不過,今日出門的時候,陸公公雖說已經是聽說了這件事情了,因為趙元儼每日所要做的事情,所要見的人,還有要去哪裏的行程,是都會寫在一本小冊子裏麵,放在臥房的床頭的,所以,他一回來就看了一看,自然就什麼都知道了。
隻是,陸公公認為,既然趙元儼沒有特意這麼吩咐,那就是表明,他很不在意這件事情,他也就沒有出言提醒,。
因為陸公公知道,趙元儼是很不喜歡別人在一旁指手畫腳的亂出主意的。
還因為,趙元儼一直都記性特別的好,從來都沒有忘記過任何他認為很重要的事情。
這樣,隻要是在趙元儼身邊伺候的人都會明白一點,那就是不可多言多語多嘴多舌,那是王爺最忌諱的。
誰知,陸公公卻沒有想到,他自恃是最了解趙元儼的,今日卻完全想錯了。
趙元儼不但趁著趙光義吩咐擺飯的時機,特意告假一個時辰回來等著,而且還讓他到宮門口來迎候,這實在不能不讓陸公公感到疑竇頓生,心下很是不耐。

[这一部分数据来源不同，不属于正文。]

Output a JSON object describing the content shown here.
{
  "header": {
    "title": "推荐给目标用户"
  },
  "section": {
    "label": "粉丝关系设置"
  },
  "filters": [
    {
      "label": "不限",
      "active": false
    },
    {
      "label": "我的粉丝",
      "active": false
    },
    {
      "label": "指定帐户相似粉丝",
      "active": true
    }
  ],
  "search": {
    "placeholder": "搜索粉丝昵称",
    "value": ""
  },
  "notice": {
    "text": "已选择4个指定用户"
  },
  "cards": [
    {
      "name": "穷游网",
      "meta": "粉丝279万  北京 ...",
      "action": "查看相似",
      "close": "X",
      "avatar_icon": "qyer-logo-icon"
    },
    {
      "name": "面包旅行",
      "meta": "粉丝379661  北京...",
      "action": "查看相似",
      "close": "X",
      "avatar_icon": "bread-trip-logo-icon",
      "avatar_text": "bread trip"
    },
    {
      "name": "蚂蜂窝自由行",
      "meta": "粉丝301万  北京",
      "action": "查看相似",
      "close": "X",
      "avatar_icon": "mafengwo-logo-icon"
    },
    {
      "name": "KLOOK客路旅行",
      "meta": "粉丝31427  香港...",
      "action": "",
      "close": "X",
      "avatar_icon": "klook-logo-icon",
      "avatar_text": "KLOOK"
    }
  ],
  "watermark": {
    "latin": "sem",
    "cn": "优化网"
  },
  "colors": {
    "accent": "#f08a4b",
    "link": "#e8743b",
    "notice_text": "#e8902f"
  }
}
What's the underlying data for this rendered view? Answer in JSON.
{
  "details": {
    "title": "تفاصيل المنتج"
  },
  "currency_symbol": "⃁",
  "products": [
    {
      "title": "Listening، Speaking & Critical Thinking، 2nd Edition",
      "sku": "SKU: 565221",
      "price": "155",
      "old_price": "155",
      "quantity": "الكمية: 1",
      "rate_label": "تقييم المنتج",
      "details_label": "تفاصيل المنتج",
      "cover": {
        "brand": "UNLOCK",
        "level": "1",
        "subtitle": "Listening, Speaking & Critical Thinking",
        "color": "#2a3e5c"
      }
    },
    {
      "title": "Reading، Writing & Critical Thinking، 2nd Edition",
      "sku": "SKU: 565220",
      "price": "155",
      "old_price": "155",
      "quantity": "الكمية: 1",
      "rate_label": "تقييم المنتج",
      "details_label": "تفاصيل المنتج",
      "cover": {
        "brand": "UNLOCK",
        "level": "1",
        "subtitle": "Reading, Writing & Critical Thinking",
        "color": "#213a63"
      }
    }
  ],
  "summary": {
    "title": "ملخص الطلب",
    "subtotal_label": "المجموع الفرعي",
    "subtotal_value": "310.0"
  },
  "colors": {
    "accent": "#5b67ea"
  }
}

不過,不耐歸不耐,陸公公卻不敢有任何的言語,隻能站在這裏等著姿蘭的出現。
對於所有的這一切,姿蘭當然都是不知道的,隻是,她一向都是一個敏感善察的性子。
一聽這個陸公公迎上前來所說的這兩句話,姿蘭心頭就已經明白了,不過,她也並不在意,一來是早有準備,想來打賞之後就會有所轉變的;二來是這個太監年紀不小了,而且也不是跟著伺候自己的,她不需要去介意這種人。
因此,姿蘭也就隻是嘴角掛著淡淡的笑靨,迎視著陸公公灼灼逼人的那對眸子: “勞動陸公公在這邊等我這麼久,實在是很不好意思。”